Was gefällt ihm denn am besten im Glarnerland? Die Antwort kommt schnell: «Die Offenheit der Bevölkerung. Die Begegnungen mit dem einstigen Milchexpress werde ich niemals vergessen. Und mittlerweile wissen und akzeptieren auch alle, dass ich einfach Du sage. Sie duzen mich auch.» Woher kommt diese Angewohnheit, die ja doch gewöhnungsbedürftig ist? «Ich bin viel in den Bergen. In der Innerschweiz sagt man allen ab 1000 Metern Du», lacht er.
Die Berge sind denn auch sein Hobby. «Seit ich laufen kann, zieht es mich dorthin. Ich kletterte unzählige Male die Rigi hoch, renne, wandere und fahre Ski.» Im Alter von 18 Jahren absolvierte er seine erste Skitour in Engelberg. Seither stand er fast zehnmal auf dem Tödi. «Ich mache rund 30 Skitouren pro Winter. Etwa zur Hälfte mit meiner Partnerin.» Hier erholt er sich, ebenso in «unserem schönen Daheim», in der Familie und mit Freunden. Seine drei erwachsenen Söhne sind sein ganzer Stolz.

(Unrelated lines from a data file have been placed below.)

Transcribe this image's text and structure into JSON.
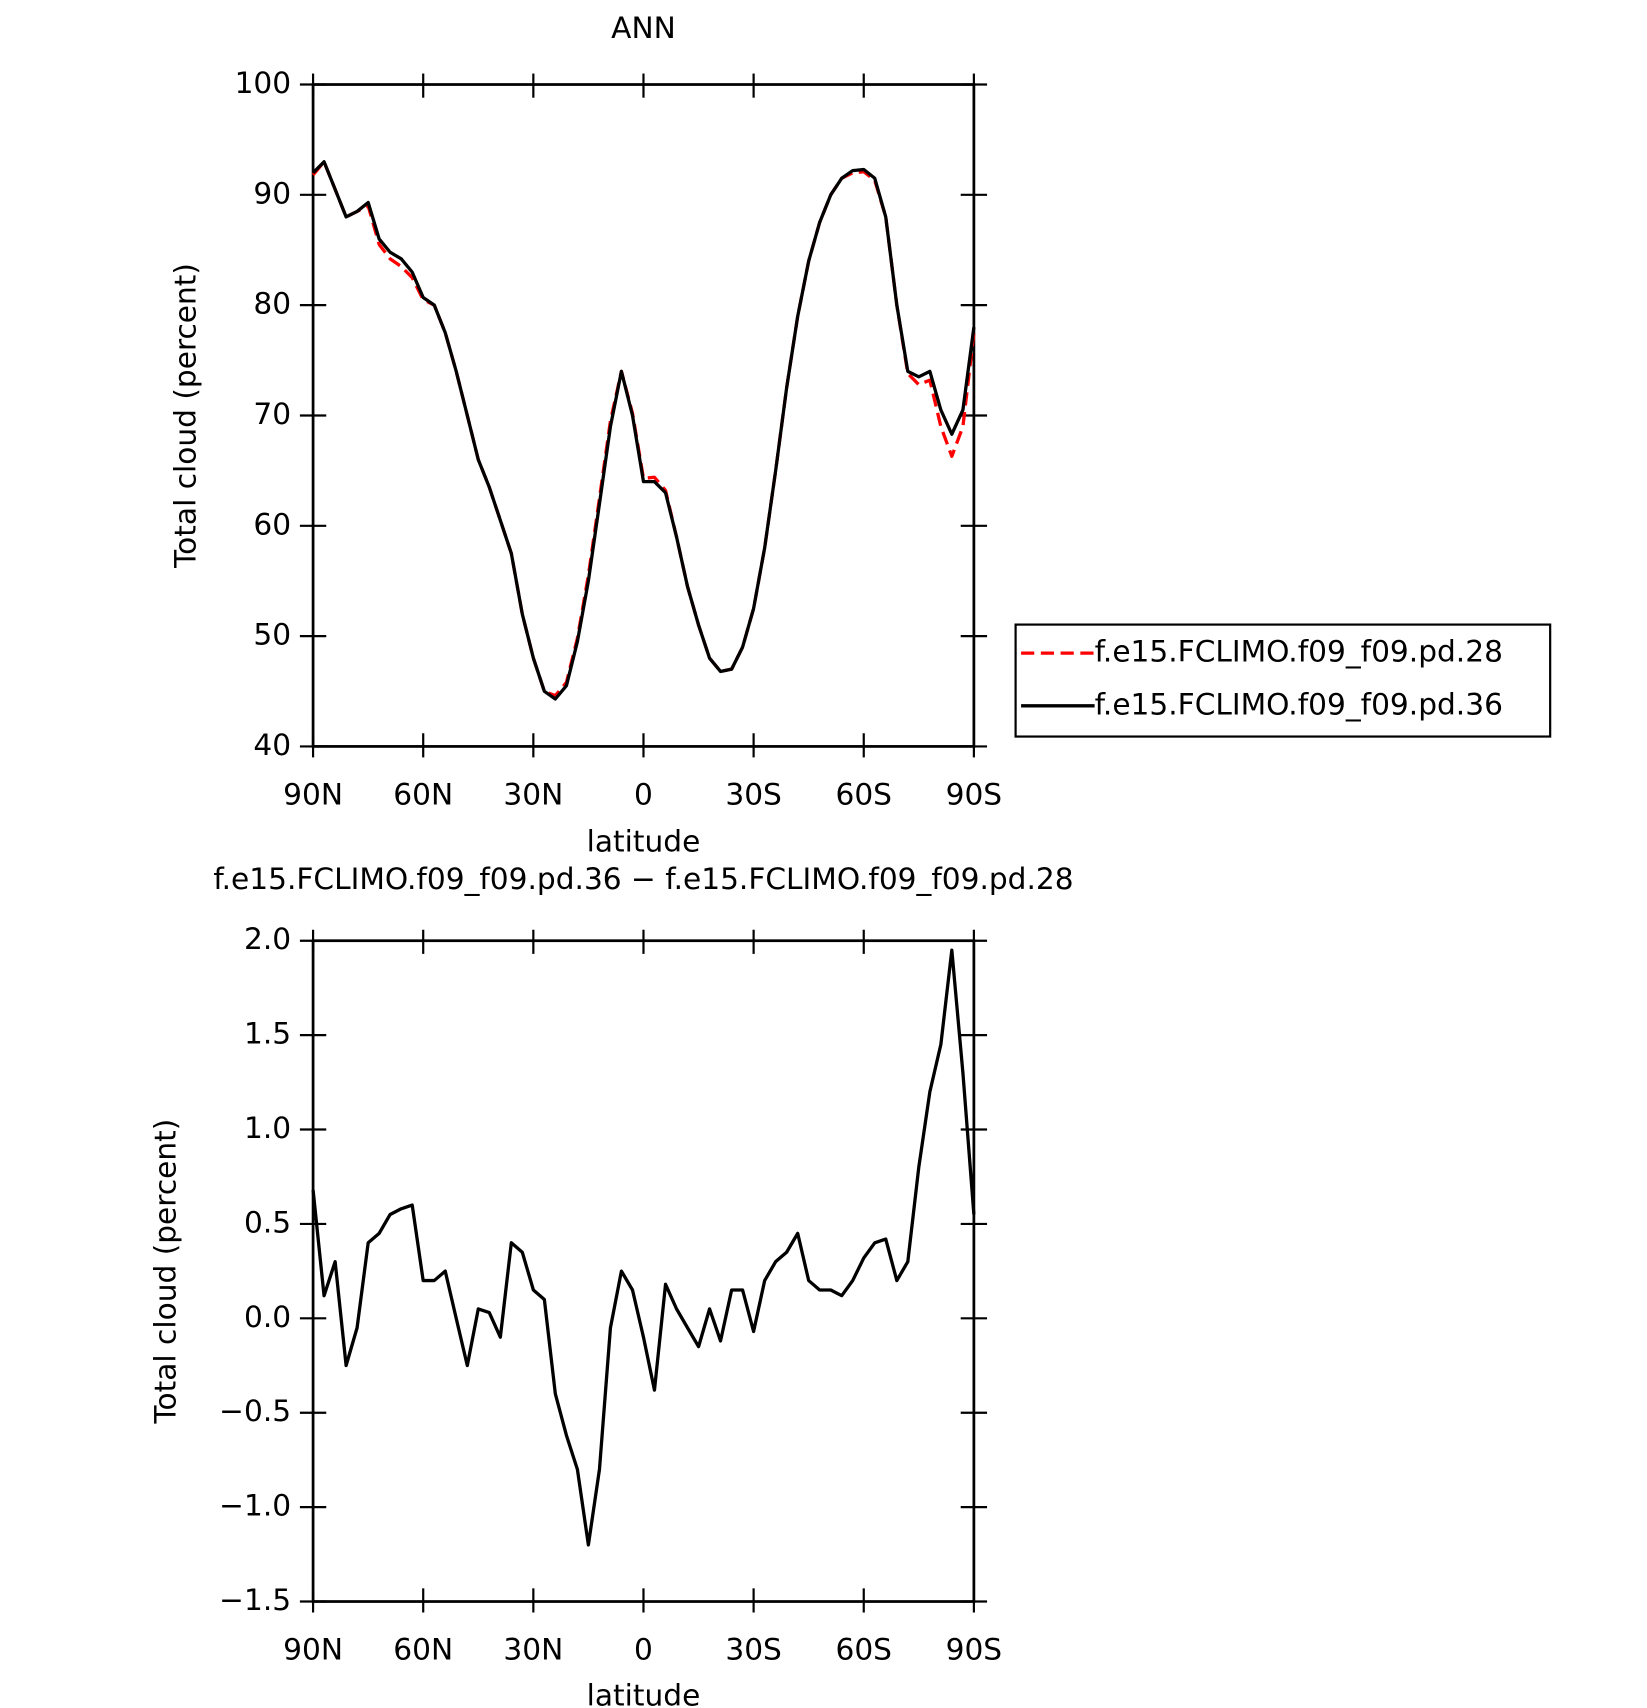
{
  "chart_data": [
    {
      "type": "line",
      "title": "ANN",
      "xlabel": "latitude",
      "ylabel": "Total cloud (percent)",
      "x": [
        90,
        87,
        84,
        81,
        78,
        75,
        72,
        69,
        66,
        63,
        60,
        57,
        54,
        51,
        48,
        45,
        42,
        39,
        36,
        33,
        30,
        27,
        24,
        21,
        18,
        15,
        12,
        9,
        6,
        3,
        0,
        -3,
        -6,
        -9,
        -12,
        -15,
        -18,
        -21,
        -24,
        -27,
        -30,
        -33,
        -36,
        -39,
        -42,
        -45,
        -48,
        -51,
        -54,
        -57,
        -60,
        -63,
        -66,
        -69,
        -72,
        -75,
        -78,
        -81,
        -84,
        -87,
        -90
      ],
      "xlim": [
        90,
        -90
      ],
      "xticks": [
        {
          "value": 90,
          "label": "90N"
        },
        {
          "value": 60,
          "label": "60N"
        },
        {
          "value": 30,
          "label": "30N"
        },
        0,
        {
          "value": -30,
          "label": "30S"
        },
        {
          "value": -60,
          "label": "60S"
        },
        {
          "value": -90,
          "label": "90S"
        }
      ],
      "ylim": [
        40,
        100
      ],
      "yticks": [
        40,
        50,
        60,
        70,
        80,
        90,
        100
      ],
      "legend": "right",
      "series": [
        {
          "name": "f.e15.FCLIMO.f09_f09.pd.28",
          "color": "#ff0000",
          "dashed": true,
          "values": [
            91.8,
            93,
            90.5,
            88,
            88.5,
            89,
            85.5,
            84.2,
            83.5,
            82.5,
            80.5,
            80,
            77.5,
            74,
            70,
            66,
            63.5,
            60.5,
            57.5,
            52,
            48,
            45,
            44.6,
            45.8,
            49.8,
            55.5,
            62.5,
            69.5,
            74,
            70.2,
            64.3,
            64.4,
            63.2,
            59,
            54.5,
            51,
            48,
            46.8,
            47,
            49,
            52.5,
            58,
            65,
            72.5,
            79,
            84,
            87.5,
            90,
            91.5,
            92,
            92.1,
            91.3,
            88,
            80,
            73.8,
            72.8,
            73.2,
            69,
            66.3,
            69,
            77.5
          ]
        },
        {
          "name": "f.e15.FCLIMO.f09_f09.pd.36",
          "color": "#000000",
          "dashed": false,
          "values": [
            92,
            93,
            90.5,
            88,
            88.5,
            89.3,
            86,
            84.8,
            84.2,
            83,
            80.7,
            80,
            77.5,
            74,
            70,
            66,
            63.5,
            60.5,
            57.5,
            52,
            48,
            45,
            44.3,
            45.5,
            49.5,
            55,
            62,
            69,
            74,
            70,
            64,
            64,
            63,
            59,
            54.5,
            51,
            48,
            46.8,
            47,
            49,
            52.5,
            58,
            65,
            72.5,
            79,
            84,
            87.5,
            90,
            91.5,
            92.2,
            92.3,
            91.5,
            88,
            80,
            74,
            73.5,
            74,
            70.5,
            68.3,
            70.5,
            78
          ]
        }
      ]
    },
    {
      "type": "line",
      "title": "f.e15.FCLIMO.f09_f09.pd.36 − f.e15.FCLIMO.f09_f09.pd.28",
      "xlabel": "latitude",
      "ylabel": "Total cloud (percent)",
      "x": [
        90,
        87,
        84,
        81,
        78,
        75,
        72,
        69,
        66,
        63,
        60,
        57,
        54,
        51,
        48,
        45,
        42,
        39,
        36,
        33,
        30,
        27,
        24,
        21,
        18,
        15,
        12,
        9,
        6,
        3,
        0,
        -3,
        -6,
        -9,
        -12,
        -15,
        -18,
        -21,
        -24,
        -27,
        -30,
        -33,
        -36,
        -39,
        -42,
        -45,
        -48,
        -51,
        -54,
        -57,
        -60,
        -63,
        -66,
        -69,
        -72,
        -75,
        -78,
        -81,
        -84,
        -87,
        -90
      ],
      "xlim": [
        90,
        -90
      ],
      "xticks": [
        {
          "value": 90,
          "label": "90N"
        },
        {
          "value": 60,
          "label": "60N"
        },
        {
          "value": 30,
          "label": "30N"
        },
        0,
        {
          "value": -30,
          "label": "30S"
        },
        {
          "value": -60,
          "label": "60S"
        },
        {
          "value": -90,
          "label": "90S"
        }
      ],
      "ylim": [
        -1.5,
        2
      ],
      "yticks": [
        {
          "value": -1.5,
          "label": "−1.5"
        },
        {
          "value": -1,
          "label": "−1.0"
        },
        {
          "value": -0.5,
          "label": "−0.5"
        },
        {
          "value": 0,
          "label": "0.0"
        },
        0.5,
        {
          "value": 1,
          "label": "1.0"
        },
        1.5,
        {
          "value": 2,
          "label": "2.0"
        }
      ],
      "series": [
        {
          "color": "#000000",
          "dashed": false,
          "values": [
            0.68,
            0.12,
            0.3,
            -0.25,
            -0.05,
            0.4,
            0.45,
            0.55,
            0.58,
            0.6,
            0.2,
            0.2,
            0.25,
            0,
            -0.25,
            0.05,
            0.03,
            -0.1,
            0.4,
            0.35,
            0.15,
            0.1,
            -0.4,
            -0.62,
            -0.8,
            -1.2,
            -0.8,
            -0.05,
            0.25,
            0.15,
            -0.1,
            -0.38,
            0.18,
            0.05,
            -0.05,
            -0.15,
            0.05,
            -0.12,
            0.15,
            0.15,
            -0.07,
            0.2,
            0.3,
            0.35,
            0.45,
            0.2,
            0.15,
            0.15,
            0.12,
            0.2,
            0.32,
            0.4,
            0.42,
            0.2,
            0.3,
            0.8,
            1.2,
            1.45,
            1.95,
            1.3,
            0.55
          ]
        }
      ]
    }
  ]
}
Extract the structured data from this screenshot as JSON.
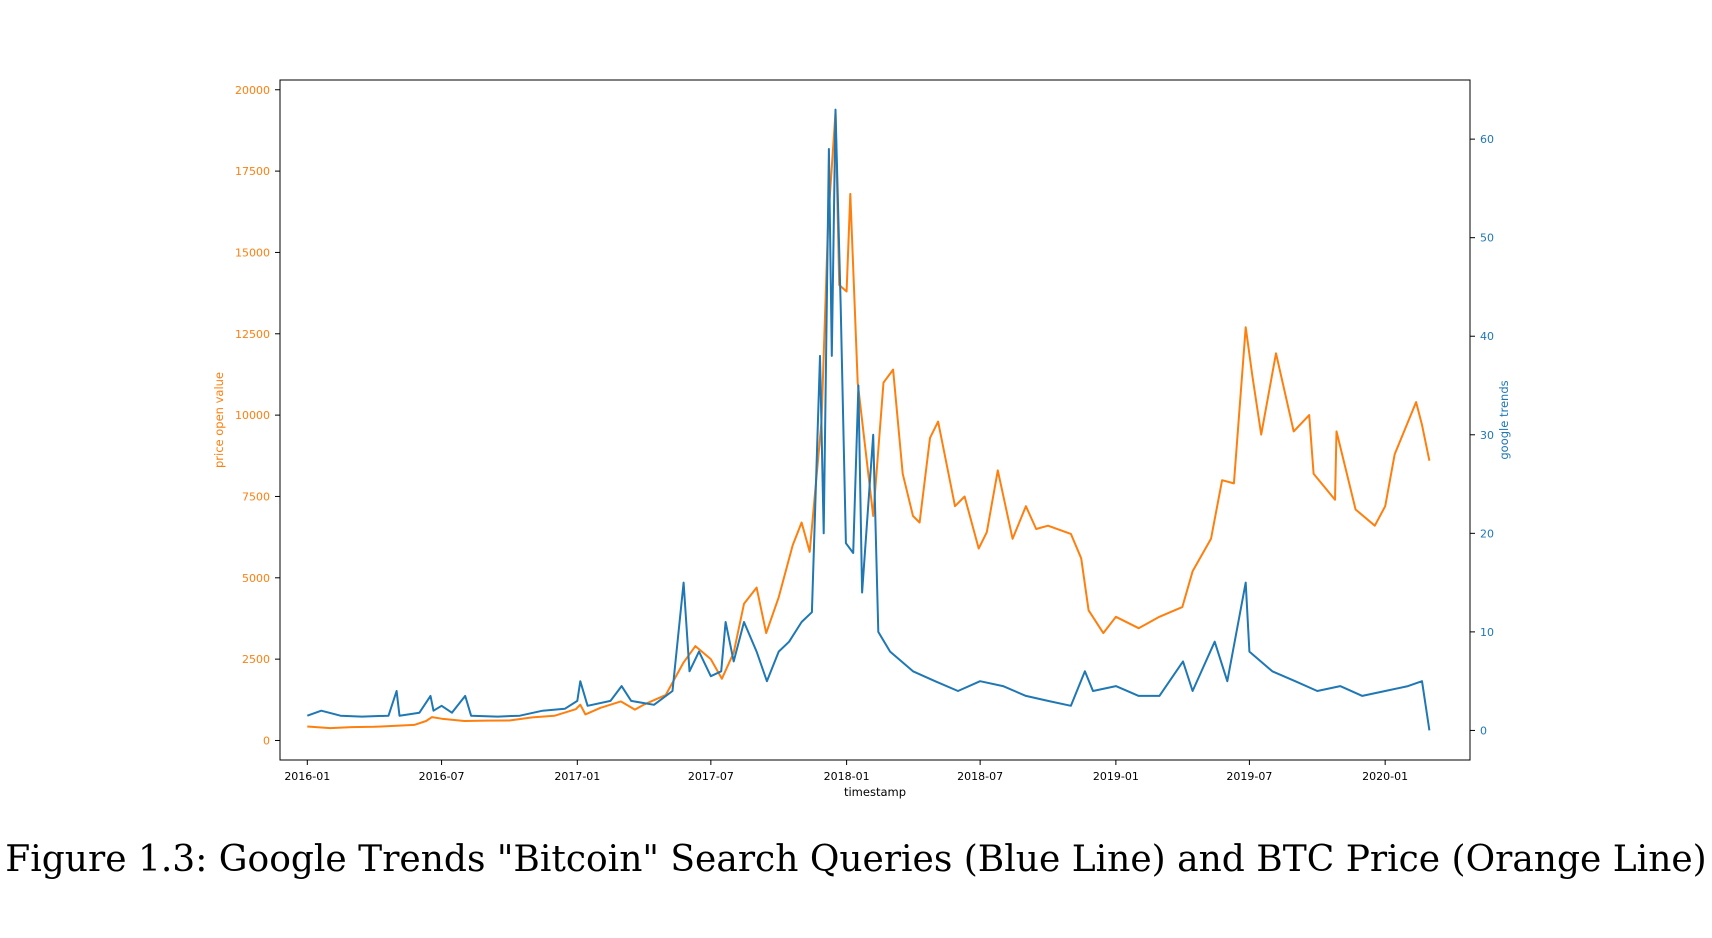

Was gefällt ihm weniger im Glarnerland? «Nichts», lautet seine klare Antwort. Wirklich nichts? «Die Sonne scheint weniger lang als in der Innerschweiz. Aber das ist Natur, das können wir nicht ändern. Es ist gut, wie es ist», sagt er auf die entsprechende Nachfrage.
Trotz der vielen Arbeit engagiert er sich auch im Dienste der Öffentlichkeit. Zehn Jahre lang hat er die Fasnacht in Glarus mitorganisiert. Seit vielen Jahren ist er Vorstandsmitglied des Gewerbevereins Ennenda und seit der Gründung Verwaltungsrat der Landi Glarnerland AG. Zudem gehört er seit mehr als 20 Jahren dem Elternrat der Pfadi Glarus an.

Neue Wege gesucht

Auch wenn er heute die Milchzentrale Gössi mit Erfolg führt, gab es geschäftlich doch immer wieder schwierige Zeiten. So wie erwähnt die Schliessung der Milchzentrale Ennenda oder die Einstellung des Milchexpresses nach einem Totalschaden des Fahrzeugs. Doch er liess sich nicht beirren. Innovativ, wie er eben ist, mietete er in Ennenda Produktionsräumlichkeiten und eröffnete in Glarus den Event-Keller, der gerne von Privaten und Vereinen gebucht wird. «Seit fünf Jahren arbeitet mein ältester Sohn Roman mit. Sein Einstieg trägt viel zum Erfolg bei. Wie auch die tolle Arbeit der gesamten Belegschaft», betont er.
Würde er rückblickend nochmals alles gleich machen? «Ja, ausser ein paar Kleinigkeiten», lacht er. Er habe sich schon gefragt, wie sein Leben verlaufen wäre, wenn er nach Kanada ausgewandert wäre. Der Besitzer der dortigen Milchfarm – ebenfalls ein Schweizer – hat ihn übrigens 25 Jahre später besucht. Er hatte die Gössi-Tafel in Glarus gesehen und gedacht, er müsse mal schauen, ob es Sepp Gössi sei. Das Wiedersehen wurde natürlich herzlich gefeiert. Das muss man einen Innerschweizer ja nicht lehren.